The dogs were given a two- to three-week course in cancer detection.
To do this, the researchers collected breath samples from healthy people with no prior cancer history as well as from people who'd been recently diagnosed with either lung or breast cancer but before they'd received any treatment.
The dogs were exposed to both kinds of breath samples and rewarded with a biscuit when they correctly identified the cancer samples from the mix. To indicate a positive detection, the dogs would either sit or lie down in front of the sample.
In the trials, the dogs were exposed to new breath samples taken from 28 lung cancer patients, six breast cancer patients and 17 controls. For each trial, the dog was presented with only five samples, four from healthy volunteers and one from a cancer patient.
The samples were given numbers and randomly placed so that the handler, dogs and trial observers were not given any information about the contents of the individual vials.
Outcome
The dogs picked the positive samples with amazing sensitivity.
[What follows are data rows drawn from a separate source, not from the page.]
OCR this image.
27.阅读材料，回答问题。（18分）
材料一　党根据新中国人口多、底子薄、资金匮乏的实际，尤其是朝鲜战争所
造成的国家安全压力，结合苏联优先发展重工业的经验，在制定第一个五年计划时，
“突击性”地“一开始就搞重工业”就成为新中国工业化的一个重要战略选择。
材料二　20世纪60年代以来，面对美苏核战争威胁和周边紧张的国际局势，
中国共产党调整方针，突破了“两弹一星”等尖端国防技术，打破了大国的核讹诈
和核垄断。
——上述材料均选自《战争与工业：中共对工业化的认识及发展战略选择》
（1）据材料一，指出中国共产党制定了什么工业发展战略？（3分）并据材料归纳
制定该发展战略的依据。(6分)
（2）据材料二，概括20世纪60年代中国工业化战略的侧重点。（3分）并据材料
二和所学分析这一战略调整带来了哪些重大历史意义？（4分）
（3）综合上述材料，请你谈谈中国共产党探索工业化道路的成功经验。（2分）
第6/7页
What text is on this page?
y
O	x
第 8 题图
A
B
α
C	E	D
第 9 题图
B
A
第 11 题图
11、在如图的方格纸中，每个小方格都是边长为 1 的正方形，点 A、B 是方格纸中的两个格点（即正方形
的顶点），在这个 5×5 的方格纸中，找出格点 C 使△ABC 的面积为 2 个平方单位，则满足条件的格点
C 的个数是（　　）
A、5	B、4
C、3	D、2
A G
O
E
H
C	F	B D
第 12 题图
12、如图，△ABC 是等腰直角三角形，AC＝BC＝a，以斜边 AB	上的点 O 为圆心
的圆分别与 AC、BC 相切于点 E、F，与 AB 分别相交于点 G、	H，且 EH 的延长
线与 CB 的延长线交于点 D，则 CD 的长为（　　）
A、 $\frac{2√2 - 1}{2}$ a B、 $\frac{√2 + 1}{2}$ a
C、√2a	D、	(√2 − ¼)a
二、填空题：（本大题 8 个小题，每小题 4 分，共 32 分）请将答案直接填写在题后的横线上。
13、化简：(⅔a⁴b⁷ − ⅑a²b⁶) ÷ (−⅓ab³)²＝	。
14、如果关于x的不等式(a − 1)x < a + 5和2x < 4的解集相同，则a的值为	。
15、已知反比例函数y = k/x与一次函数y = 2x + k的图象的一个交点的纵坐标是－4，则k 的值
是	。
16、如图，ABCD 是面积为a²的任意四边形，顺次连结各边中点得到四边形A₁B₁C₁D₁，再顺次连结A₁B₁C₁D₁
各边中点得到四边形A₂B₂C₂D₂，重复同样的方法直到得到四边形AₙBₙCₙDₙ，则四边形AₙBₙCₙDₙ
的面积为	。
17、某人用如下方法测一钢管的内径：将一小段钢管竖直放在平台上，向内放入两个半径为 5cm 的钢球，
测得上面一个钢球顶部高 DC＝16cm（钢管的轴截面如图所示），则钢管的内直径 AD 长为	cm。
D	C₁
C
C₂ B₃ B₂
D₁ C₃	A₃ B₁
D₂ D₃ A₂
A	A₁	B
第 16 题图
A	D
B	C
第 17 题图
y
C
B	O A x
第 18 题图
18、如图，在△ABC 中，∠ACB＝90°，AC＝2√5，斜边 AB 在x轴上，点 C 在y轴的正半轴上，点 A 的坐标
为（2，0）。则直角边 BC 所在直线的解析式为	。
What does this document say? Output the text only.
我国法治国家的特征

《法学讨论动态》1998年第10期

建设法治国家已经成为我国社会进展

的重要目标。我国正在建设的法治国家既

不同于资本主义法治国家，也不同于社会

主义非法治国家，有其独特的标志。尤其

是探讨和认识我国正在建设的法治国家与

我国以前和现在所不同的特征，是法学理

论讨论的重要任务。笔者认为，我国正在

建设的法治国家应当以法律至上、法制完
And it didn't seem to make a difference how old the samples were (from one day to several weeks old), which stage of cancer or which dog was doing the sniffing.
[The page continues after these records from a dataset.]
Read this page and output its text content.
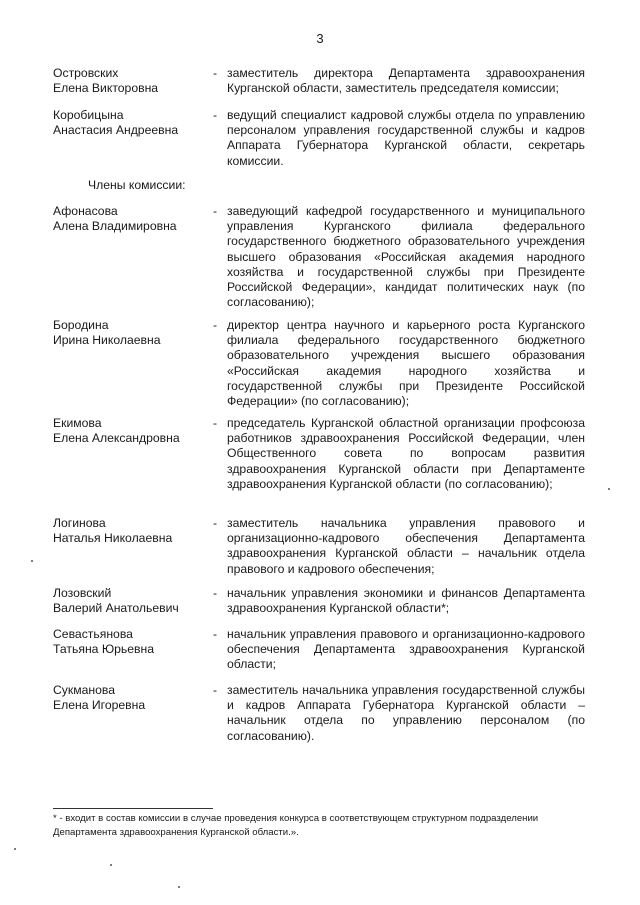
3
Островских
Елена Викторовна
- заместитель директора Департамента здравоохранения Курганской области, заместитель председателя комиссии;
Коробицына
Анастасия Андреевна
- ведущий специалист кадровой службы отдела по управлению персоналом управления государственной службы и кадров Аппарата Губернатора Курганской области, секретарь комиссии.
Члены комиссии:
Афонасова
Алена Владимировна
- заведующий кафедрой государственного и муниципального управления Курганского филиала федерального государственного бюджетного образовательного учреждения высшего образования «Российская академия народного хозяйства и государственной службы при Президенте Российской Федерации», кандидат политических наук (по согласованию);
Бородина
Ирина Николаевна
- директор центра научного и карьерного роста Курганского филиала федерального государственного бюджетного образовательного учреждения высшего образования «Российская академия народного хозяйства и государственной службы при Президенте Российской Федерации» (по согласованию);
Екимова
Елена Александровна
- председатель Курганской областной организации профсоюза работников здравоохранения Российской Федерации, член Общественного совета по вопросам развития здравоохранения Курганской области при Департаменте здравоохранения Курганской области (по согласованию);
Логинова
Наталья Николаевна
- заместитель начальника управления правового и организационно-кадрового обеспечения Департамента здравоохранения Курганской области – начальник отдела правового и кадрового обеспечения;
Лозовский
Валерий Анатольевич
- начальник управления экономики и финансов Департамента здравоохранения Курганской области*;
Севастьянова
Татьяна Юрьевна
- начальник управления правового и организационно-кадрового обеспечения Департамента здравоохранения Курганской области;
Сукманова
Елена Игоревна
- заместитель начальника управления государственной службы и кадров Аппарата Губернатора Курганской области – начальник отдела по управлению персоналом (по согласованию).
* - входит в состав комиссии в случае проведения конкурса в соответствующем структурном подразделении Департамента здравоохранения Курганской области.».
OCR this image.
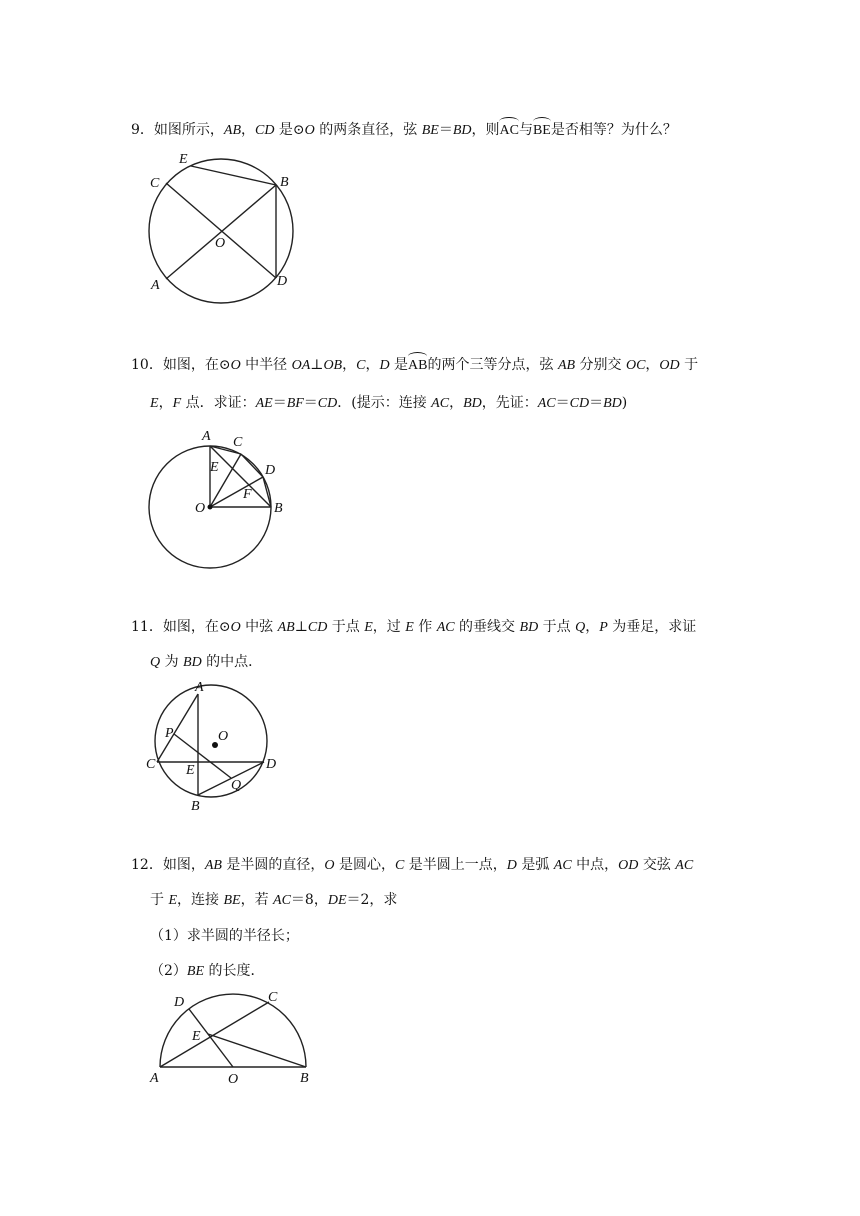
9．如图所示，AB，CD 是⊙O 的两条直径，弦 BE＝BD，则AC与BE是否相等？为什么？
E
C	B
O
A	D
10．如图，在⊙O 中半径 OA⊥OB，C，D 是AB的两个三等分点，弦 AB 分别交 OC，OD 于
E，F 点．求证：AE＝BF＝CD．(提示：连接 AC，BD，先证：AC＝CD＝BD)
A C
E	D
F
O	B
11．如图，在⊙O 中弦 AB⊥CD 于点 E，过 E 作 AC 的垂线交 BD 于点 Q，P 为垂足，求证
Q 为 BD 的中点．
A
P	O
C E	D
Q
B
12．如图，AB 是半圆的直径，O 是圆心，C 是半圆上一点，D 是弧 AC 中点，OD 交弦 AC
于 E，连接 BE，若 AC＝8，DE＝2，求
（1）求半圆的半径长；
（2）BE 的长度．
D	C
E
A	O	B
The researchers believe the dogs pick up on chemical cues from the cancer -- however, they can't rule out the possibility that the dogs are sensitive to other factors associated with cancer, such as inflammation, infection or dead tissue.
There was one curious result that was excluded from the trial: The foundation initially recruited three patients who had been treated for cancer previously but were in remission at the time of the study. For one of these patients, in 24 out of 25 scent trials, the dogs either sat or lay down in front of her sample, indicating she was a "patient."
According to the study, the woman was seen frequently for checkups by her doctors, and during the trial, there was no evidence of breast cancer. Twelve months later, an MRI again showed no indication of new growth. But at her 18-month appointment, her doctors discovered recurrence.
The dogs did not indicate that the other two patients had cancer, indicating that a history of cancer was not something the dogs were zeroing in on.